By Eric Stevick, Herald Writer
LAKE STEVENS — On the night of Oct. 8, Hoss and Lexi greeted their owners by running circles around their gravel driveway followed by their trademark sprint into a field.
Hoss, a 10-year-old red heeler, liked to lead the charge and quickly ducked out into the tall grass under darkness.
This time Hoss didn’t return.
Terry and Brandy Countryman knew immediately that something was wrong. Hoss always came loping back when they called his name.
After 10 minutes, they went to look for Hoss. They searched the pitch-black field for about 20 minutes.
At Terry’s command, a frightened Lexi led him to Hoss’ gutted carcass.
The 50-pound dog had been stripped of his flesh and fur from the back of his neck to his tail.
The Countymans never heard a thing, not a yelp; not a whimper.
The Countrymans called the state Department of Fish and Wildlife to report a cougar attack.
A neighbor whose home is a few hundred yards away spotted a cougar within a day of the attack. Another neighbor reported seeing a smaller bobcat in the area.
“I want to let people know that there’s a cougar or a bobcat or both in the area and to be aware,” Countryman said Wednesday.
Their neighborhood is off 123rd Street and north of Highway 92. It is near a stretch of the Centennial Trail north of Lake Stevens.
Neighbor JoAnne Bogart isn’t taking any chances with her two grandchildren.
She now tells the youngest: You cannot go outside and play without Grandma.
“You hate to scare them,” she added.
Washington state has a healthy cougar population. In 2008, there was estimated to be 2,000 to 2,500 animals, according to a Fish and Wildlife fact sheet.
Adult cougars typically prey on deer, elk, moose, mountain goats and wild sheep, with deer being the preferred and most common prey.
Wildlife offices throughout the state receive hundreds of calls a year reporting sightings, attacks on livestock and pets, and confrontations between cougars and humans. The confrontations are increasing as suburban sprawl claims more cougar habitat, officials say.
Eric Stevick: 425-339-3446, email@example.com
What to do
If you encounter a cougar:
Stop, stand tall and don’t run.
Pick up small children. Don’t run. A cougar’s instinct is to chase.

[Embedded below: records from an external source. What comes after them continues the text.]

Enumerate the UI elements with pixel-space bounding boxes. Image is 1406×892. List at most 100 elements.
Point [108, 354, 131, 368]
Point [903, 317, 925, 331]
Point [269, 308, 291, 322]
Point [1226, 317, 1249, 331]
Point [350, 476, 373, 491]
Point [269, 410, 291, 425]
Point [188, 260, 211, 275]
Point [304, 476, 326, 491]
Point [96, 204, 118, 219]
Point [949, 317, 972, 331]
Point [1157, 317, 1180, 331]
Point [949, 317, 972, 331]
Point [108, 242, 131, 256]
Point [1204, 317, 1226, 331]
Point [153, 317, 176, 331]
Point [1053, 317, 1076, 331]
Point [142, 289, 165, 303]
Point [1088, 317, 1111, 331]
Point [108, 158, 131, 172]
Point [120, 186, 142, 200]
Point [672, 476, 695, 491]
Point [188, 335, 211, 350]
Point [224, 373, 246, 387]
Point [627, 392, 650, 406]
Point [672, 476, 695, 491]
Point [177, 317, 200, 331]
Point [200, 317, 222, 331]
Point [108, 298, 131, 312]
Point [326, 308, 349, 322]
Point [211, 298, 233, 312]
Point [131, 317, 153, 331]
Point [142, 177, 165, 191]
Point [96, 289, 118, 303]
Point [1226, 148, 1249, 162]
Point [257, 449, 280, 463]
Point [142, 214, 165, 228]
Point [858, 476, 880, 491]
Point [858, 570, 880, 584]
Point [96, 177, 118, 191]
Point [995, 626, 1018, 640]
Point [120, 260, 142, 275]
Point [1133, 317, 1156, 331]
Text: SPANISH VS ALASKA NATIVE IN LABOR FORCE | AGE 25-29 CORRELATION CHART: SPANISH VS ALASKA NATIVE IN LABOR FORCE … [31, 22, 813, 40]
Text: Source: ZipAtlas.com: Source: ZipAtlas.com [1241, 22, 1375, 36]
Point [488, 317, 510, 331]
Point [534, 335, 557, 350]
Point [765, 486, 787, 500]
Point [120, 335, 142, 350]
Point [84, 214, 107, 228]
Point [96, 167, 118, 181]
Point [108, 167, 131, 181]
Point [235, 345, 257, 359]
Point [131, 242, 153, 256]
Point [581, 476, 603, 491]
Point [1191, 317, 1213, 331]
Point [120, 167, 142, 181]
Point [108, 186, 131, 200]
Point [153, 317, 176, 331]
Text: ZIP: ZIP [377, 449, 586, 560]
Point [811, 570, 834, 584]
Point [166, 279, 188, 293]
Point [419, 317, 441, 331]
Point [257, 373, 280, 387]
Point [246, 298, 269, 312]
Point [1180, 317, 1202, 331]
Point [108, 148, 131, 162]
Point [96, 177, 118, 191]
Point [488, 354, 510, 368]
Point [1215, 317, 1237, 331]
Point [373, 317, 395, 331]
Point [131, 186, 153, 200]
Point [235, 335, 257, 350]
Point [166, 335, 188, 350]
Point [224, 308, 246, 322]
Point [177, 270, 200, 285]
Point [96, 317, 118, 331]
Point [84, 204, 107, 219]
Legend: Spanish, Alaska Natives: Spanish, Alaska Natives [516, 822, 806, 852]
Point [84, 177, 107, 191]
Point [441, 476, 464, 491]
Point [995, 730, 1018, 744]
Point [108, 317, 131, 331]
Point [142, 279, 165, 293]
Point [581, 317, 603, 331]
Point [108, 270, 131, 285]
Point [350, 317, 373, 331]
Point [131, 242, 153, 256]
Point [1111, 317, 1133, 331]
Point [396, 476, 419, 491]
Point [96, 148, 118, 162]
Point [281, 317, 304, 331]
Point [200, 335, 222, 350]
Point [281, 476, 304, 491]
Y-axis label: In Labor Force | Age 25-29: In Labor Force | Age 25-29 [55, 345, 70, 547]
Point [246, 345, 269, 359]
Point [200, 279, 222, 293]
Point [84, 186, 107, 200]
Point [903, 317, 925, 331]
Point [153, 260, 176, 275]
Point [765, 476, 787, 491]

Do not approach the animal, especially if it is near a kill or with kittens.
Try to appear larger than the cougar. Never take your eyes off the animal or turn your back. Do not crouch down or try to hide.
If the animal displays aggressive behavior, shout, wave your arms and throw rocks. The idea is to convince the cougar that you are not prey but a potential danger.
If the cougar attacks, fight back aggressively and try to stay on your feet. Cougars have been driven away by people who have fought back.